Playing for third place were Indiana State and East Texas State, now Texas A&M University–Commerce. It was the first time that these two teams had played each other. The Sycamores defeated the Lions by a score of 74 to 71.

The 1953 tournament would be Hamline's first, and only, second place title as well as Indiana State's first, and only, third place title, making them the first two schools to win, outright, first, second, third, and fourth places in the NAIA tournament (Georgetown (KY) the only other school to have that honor).
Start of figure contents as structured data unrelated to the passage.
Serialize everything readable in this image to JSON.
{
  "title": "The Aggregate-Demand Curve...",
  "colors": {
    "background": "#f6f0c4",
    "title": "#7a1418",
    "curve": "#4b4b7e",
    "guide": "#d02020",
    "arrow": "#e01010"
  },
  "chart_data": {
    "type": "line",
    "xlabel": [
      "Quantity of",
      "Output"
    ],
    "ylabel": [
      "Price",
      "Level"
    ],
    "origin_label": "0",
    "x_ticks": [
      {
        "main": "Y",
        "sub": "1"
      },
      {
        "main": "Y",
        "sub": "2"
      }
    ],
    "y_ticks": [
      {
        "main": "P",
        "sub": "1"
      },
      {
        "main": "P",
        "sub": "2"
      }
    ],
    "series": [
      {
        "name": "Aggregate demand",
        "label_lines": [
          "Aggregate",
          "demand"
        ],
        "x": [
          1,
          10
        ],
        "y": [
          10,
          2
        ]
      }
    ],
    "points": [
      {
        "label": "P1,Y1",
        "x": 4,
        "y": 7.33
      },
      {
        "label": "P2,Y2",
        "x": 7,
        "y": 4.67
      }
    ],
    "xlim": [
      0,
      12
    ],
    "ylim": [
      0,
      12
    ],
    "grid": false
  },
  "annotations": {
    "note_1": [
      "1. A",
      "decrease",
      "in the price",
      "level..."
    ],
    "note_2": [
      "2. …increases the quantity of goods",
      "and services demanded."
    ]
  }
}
It is the last year without the Coach of the Year Award. 1953 is the first tournament to feature a Nazarene University (Pasadena, now Point Loma Nazarene). Perennial staples to the tournament, only a handful of years have been absence of a Nazarene University playing. There were two games in which all-time top performances would be recorded.

==Awards and honors==
Many of the records set by the 1953 tournament have been broken, and many of the awards were established much later:
- Leading Scorer Award est. 1963
- Leading Rebounder Award est. 1963
- Charles Stevenson Hustle Award est. 1958
- Coach of the Year est. 1954
- Player of the Year est. 1994
- Top single-game performances: 3rd Harold Wolfe of Findlay (Ohio) playing against Pasadena (Calif.) scored 25 field goals and 4 free throws totaling 54 points for one game. Findlay won the game.
- Top single-game performances: 22nd Pete Kinkead of Geneva (Pa.) playing against Tennessee State, scored 14 field goals and 15 free throws totaling 43 points for one game. Geneva did not win the game.
- All-time scoring leader; first appearance: James Miller, 18th, East Texas State (1953,54,55), 13 games, 103 field goals, 40 free throws, totaling 246 points, 18.9 average per game.
- All-time scoring leader; second appearance: E.C. O’Neal, 9th, Arkansas Tech (1952,53,54,55), 13 games, 122 field goals, 43 free throws, totaling 287 points, 22.1 average per game.
- All-time scoring leaders; final appearance: Lloyd Thorgaard, 10th, Hamline (Minn.) (1950,51,52,53), 15 games, 111 field goals, 61 free throws, 283 total points, 18.9 average per game; James Fritsche, 14th, Hamline (Minn.) (1950,51,52,53), 15 games, 113 field goals, 46 free throws, 272 total points, 18.1 average per game.